The agent envelope (voice_id, language, etc.) is preserved from LLM format through CF export so the result re-imports cleanly into the Retell UI.

Project structure¶

voicetest/
├── voicetest/                    # Python package
│   ├── cli.py                    # CLI (40+ commands)
│   ├── container.py              # Dependency injection (Punq) — composition root
│   ├── config.py                 # Path resolution for .voicetest/ data dirs
│   ├── settings.py               # Pydantic Settings model + TOML loading
│   ├── exceptions.py             # Shared domain exceptions
│   ├── runner.py                 # Shared CLI/TUI run orchestration over AppServices
│   ├── web/                      # FastAPI + WebSocket + SPA serving
│   │   ├── rest.py               # REST endpoints + lifespan
│   │   ├── broadcast.py          # BroadcastBus + SessionRegistry (WS pub/sub)

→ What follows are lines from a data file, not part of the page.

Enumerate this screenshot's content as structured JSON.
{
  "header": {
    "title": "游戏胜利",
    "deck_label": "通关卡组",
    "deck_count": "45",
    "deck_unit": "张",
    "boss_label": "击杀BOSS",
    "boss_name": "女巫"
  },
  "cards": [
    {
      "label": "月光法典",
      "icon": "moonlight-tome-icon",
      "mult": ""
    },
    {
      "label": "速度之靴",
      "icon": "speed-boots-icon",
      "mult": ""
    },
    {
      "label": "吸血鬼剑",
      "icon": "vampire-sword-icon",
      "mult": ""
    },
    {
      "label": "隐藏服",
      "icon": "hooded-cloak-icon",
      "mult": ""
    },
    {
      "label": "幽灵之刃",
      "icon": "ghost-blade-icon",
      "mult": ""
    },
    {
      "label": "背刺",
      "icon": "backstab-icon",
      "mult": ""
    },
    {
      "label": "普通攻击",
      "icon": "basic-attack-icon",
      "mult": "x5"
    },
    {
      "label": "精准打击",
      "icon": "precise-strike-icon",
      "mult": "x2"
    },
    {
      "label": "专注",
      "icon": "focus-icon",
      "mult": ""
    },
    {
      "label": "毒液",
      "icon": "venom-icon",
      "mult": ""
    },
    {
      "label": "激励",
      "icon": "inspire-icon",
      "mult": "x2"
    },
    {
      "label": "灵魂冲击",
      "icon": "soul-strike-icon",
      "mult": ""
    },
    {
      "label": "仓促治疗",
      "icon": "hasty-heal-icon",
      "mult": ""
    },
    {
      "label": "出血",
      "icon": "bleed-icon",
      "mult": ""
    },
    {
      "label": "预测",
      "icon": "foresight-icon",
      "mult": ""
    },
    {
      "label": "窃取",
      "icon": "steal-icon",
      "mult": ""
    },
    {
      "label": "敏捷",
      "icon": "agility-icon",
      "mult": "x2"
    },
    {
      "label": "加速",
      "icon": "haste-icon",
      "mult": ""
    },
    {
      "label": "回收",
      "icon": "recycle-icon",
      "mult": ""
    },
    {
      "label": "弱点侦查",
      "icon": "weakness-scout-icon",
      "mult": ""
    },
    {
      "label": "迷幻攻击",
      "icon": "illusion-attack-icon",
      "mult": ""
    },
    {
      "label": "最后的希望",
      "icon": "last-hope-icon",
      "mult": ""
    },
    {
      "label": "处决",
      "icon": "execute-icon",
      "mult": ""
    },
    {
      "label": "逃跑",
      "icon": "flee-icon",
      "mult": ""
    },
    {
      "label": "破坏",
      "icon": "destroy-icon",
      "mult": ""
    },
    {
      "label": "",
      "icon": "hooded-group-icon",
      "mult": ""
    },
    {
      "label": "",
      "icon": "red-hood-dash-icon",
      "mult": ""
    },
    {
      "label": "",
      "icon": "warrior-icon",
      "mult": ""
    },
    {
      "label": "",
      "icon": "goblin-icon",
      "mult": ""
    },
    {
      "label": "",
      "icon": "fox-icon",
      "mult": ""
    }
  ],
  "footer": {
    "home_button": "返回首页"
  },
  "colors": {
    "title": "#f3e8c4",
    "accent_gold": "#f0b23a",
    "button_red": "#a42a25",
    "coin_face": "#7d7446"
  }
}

│   │   ├── coordinator.py        # RunCoordinator: per-run cancel + orphan claim
│   │   ├── calls.py              # CallManager: live LiveKit voice calls
│   │   └── chat.py               # ChatManager: text chat sessions
│   ├── livecall/                 # Live-call agent runtime
│   │   ├── agent_worker.py       # `python -m voicetest.livecall.agent_worker` subprocess
│   │   └── livekit_adapter.py    # LiveKit llm.LLM adapter wrapping ConversationEngine
│   ├── engine/                   # Conversation engine
│   │   ├── conversation.py       # ConversationEngine: advance(), graph traversal
│   │   ├── equations.py          # Deterministic equation evaluation
│   │   ├── modules.py            # DSPy modules for state execution
│   │   └── session.py            # ConversationRunner for simulated tests
│   ├── services/                 # Service layer (agents, diagnosis, evaluation, runs, etc.)
│   │   └── run_runner.py         # Background test-run orchestrator (scheduled by REST)

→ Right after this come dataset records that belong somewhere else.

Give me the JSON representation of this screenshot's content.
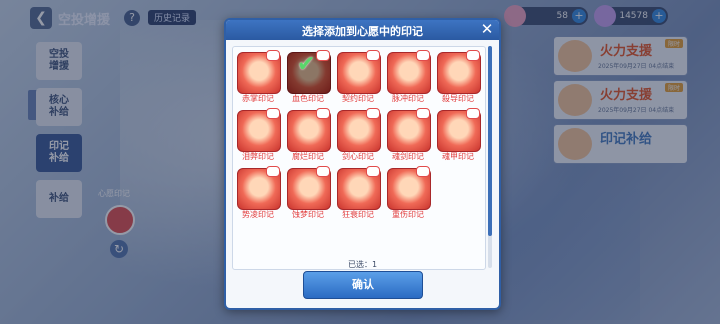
{
  "topbar": {
    "back_icon": "chevron-left-icon",
    "title": "空投增援",
    "help": "?",
    "history": "历史记录",
    "currency1": {
      "icon": "gem-pink-icon",
      "value": "58"
    },
    "currency2": {
      "icon": "crystal-purple-icon",
      "value": "14578"
    },
    "plus": "+"
  },
  "sidebar": {
    "items": [
      {
        "label": "空投\n增援",
        "active": false
      },
      {
        "label": "核心\n补给",
        "active": false
      },
      {
        "label": "印记\n补给",
        "active": true
      },
      {
        "label": "补给",
        "active": false
      }
    ]
  },
  "background": {
    "slot_label": "心愿印记",
    "refresh_icon": "refresh-icon"
  },
  "banners": [
    {
      "title": "火力支援",
      "date": "2025年09月27日 04点结束",
      "tag": "限时"
    },
    {
      "title": "火力支援",
      "date": "2025年09月27日 04点结束",
      "tag": "限时"
    },
    {
      "title": "印记补给",
      "date": "",
      "tag": ""
    }
  ],
  "modal": {
    "title": "选择添加到心愿中的印记",
    "close_icon": "close-icon",
    "items": [
      {
        "name": "赤掌印记",
        "selected": false
      },
      {
        "name": "血色印记",
        "selected": true
      },
      {
        "name": "契约印记",
        "selected": false
      },
      {
        "name": "脉冲印记",
        "selected": false
      },
      {
        "name": "殺导印记",
        "selected": false
      },
      {
        "name": "泪弊印记",
        "selected": false
      },
      {
        "name": "腐烂印记",
        "selected": false
      },
      {
        "name": "剑心印记",
        "selected": false
      },
      {
        "name": "魂剑印记",
        "selected": false
      },
      {
        "name": "魂甲印记",
        "selected": false
      },
      {
        "name": "势凌印记",
        "selected": false
      },
      {
        "name": "蚀梦印记",
        "selected": false
      },
      {
        "name": "狂衰印记",
        "selected": false
      },
      {
        "name": "重伤印记",
        "selected": false
      }
    ],
    "check_icon": "checkmark-icon",
    "selected_text": "已选：1",
    "confirm_label": "确认"
  }
}
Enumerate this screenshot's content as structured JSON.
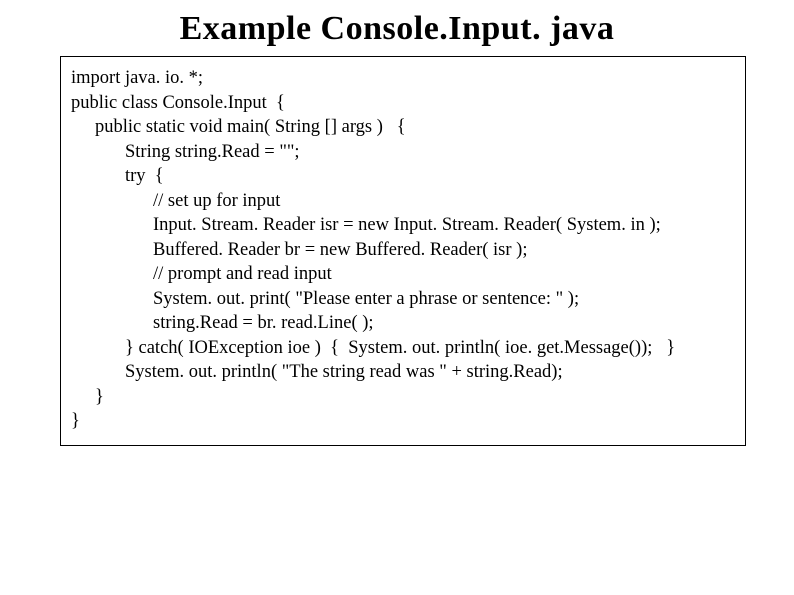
{
  "title": "Example Console.Input. java",
  "code": {
    "l1": "import java. io. *;",
    "l2": "public class Console.Input  {",
    "l3": "public static void main( String [] args )   {",
    "l4": "String string.Read = \"\";",
    "l5": "try  {",
    "l6": "// set up for input",
    "l7": "Input. Stream. Reader isr = new Input. Stream. Reader( System. in );",
    "l8": "Buffered. Reader br = new Buffered. Reader( isr );",
    "l9": "// prompt and read input",
    "l10": "System. out. print( \"Please enter a phrase or sentence: \" );",
    "l11": "string.Read = br. read.Line( );",
    "l12": "} catch( IOException ioe )  {  System. out. println( ioe. get.Message());   }",
    "l13": "System. out. println( \"The string read was \" + string.Read);",
    "l14": "}",
    "l15": "}"
  }
}
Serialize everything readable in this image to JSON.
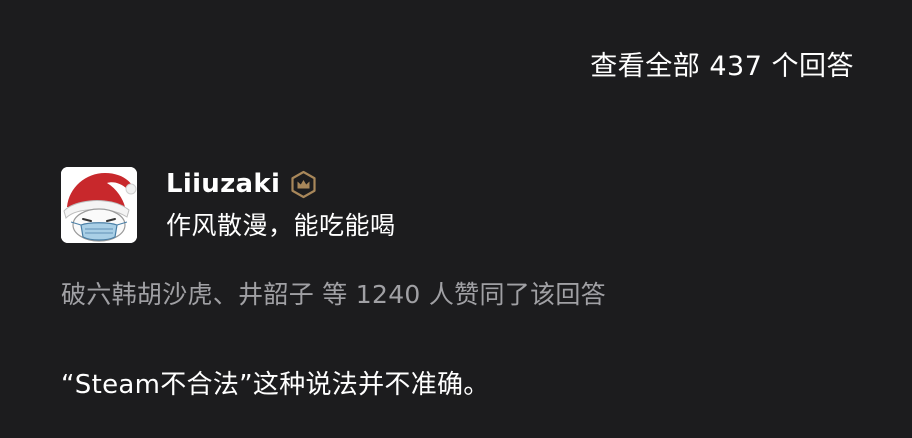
{
  "header": {
    "view_all_answers": "查看全部 437 个回答"
  },
  "author": {
    "avatar_icon": "santa-hat-mask-avatar",
    "name": "Liiuzaki",
    "badge_icon": "crown-badge-icon",
    "badge_color": "#a8875a",
    "bio": "作风散漫，能吃能喝"
  },
  "answer": {
    "likes_text": "破六韩胡沙虎、井韶子 等 1240 人赞同了该回答",
    "first_line": "“Steam不合法”这种说法并不准确。"
  }
}
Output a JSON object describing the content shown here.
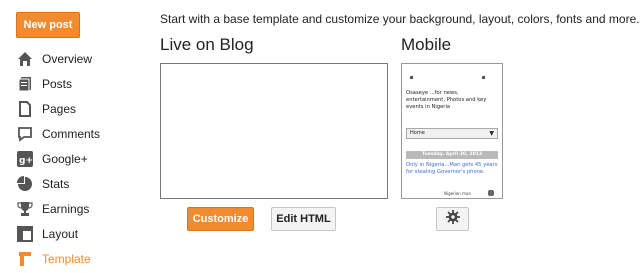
{
  "sidebar": {
    "new_post": "New post",
    "items": [
      {
        "label": "Overview",
        "icon": "home-icon"
      },
      {
        "label": "Posts",
        "icon": "posts-icon"
      },
      {
        "label": "Pages",
        "icon": "pages-icon"
      },
      {
        "label": "Comments",
        "icon": "comments-icon"
      },
      {
        "label": "Google+",
        "icon": "google-plus-icon"
      },
      {
        "label": "Stats",
        "icon": "stats-icon"
      },
      {
        "label": "Earnings",
        "icon": "trophy-icon"
      },
      {
        "label": "Layout",
        "icon": "layout-icon"
      },
      {
        "label": "Template",
        "icon": "template-icon",
        "active": true
      }
    ]
  },
  "main": {
    "intro": "Start with a base template and customize your background, layout, colors, fonts and more...",
    "live_heading": "Live on Blog",
    "mobile_heading": "Mobile",
    "customize_label": "Customize",
    "edit_html_label": "Edit HTML"
  },
  "mobile_preview": {
    "description": "Osaseye ...for news, entertainment, Photos and key events in Nigeria",
    "select_value": "Home",
    "date": "Tuesday, April 30, 2013",
    "post_title": "Only in Nigeria...Man gets 45 years for stealing Governor's phone.",
    "footer_text": "Nigerian man"
  },
  "colors": {
    "accent": "#f08b2f",
    "link": "#3a6fd1"
  }
}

│   ├── simulator/                # User simulation (LLM-driven + scripted replay)
│   ├── judges/                   # Evaluation judges (metric, rule, diagnosis)
│   ├── llm/                      # LLM client + retry infrastructure
│   ├── models/                   # Pydantic models (agent, test_case, results, decompose, etc.)
│   ├── importers/                # Source importers (retell, vapi, bland, telnyx, livekit, xlsform, custom)
│   ├── exporters/                # Format exporters (mermaid, livekit, retell, vapi, bland, telnyx, voicetest_ir)
│   ├── platforms/                # Platform SDK clients (retell, vapi, bland, telnyx, livekit)
│   ├── storage/                  # SQLAlchemy + DuckDB persistence layer
│   ├── tui/                      # TUI and shell
│   ├── util/                     # Pure helpers (audio, cache, formatting, retry, templating, etc.)
│   ├── compose/                  # Packaged resource: docker-compose.yml shipped in the wheel,
│   │                             # loaded via importlib.resources by `voicetest up`
│   └── demo/                     # Packaged resource: bundled demo agent + tests JSON,
│                                 # loaded via importlib.resources by `voicetest demo`
├── claude-plugin/                # Claude Code plugin (commands + skills)
├── web/                          # Frontend (Bun + Svelte + Vite)
│   └── dist/                     # Built assets (bundled in package)
├── tests/
│   ├── unit/                     # Unit tests
│   ├── integration/              # Integration tests (Ollama)
│   └── fixtures/                 # Sample agent/test JSON for tests
└── docs/

compose/ and demo/ live inside the Python package on purpose — they're loaded via importlib.resources so they ship with the wheel and work for pip-installed users. The root-level docker-compose.dev.yml is a separate dev-only file that includes voicetest/compose/docker-compose.yml.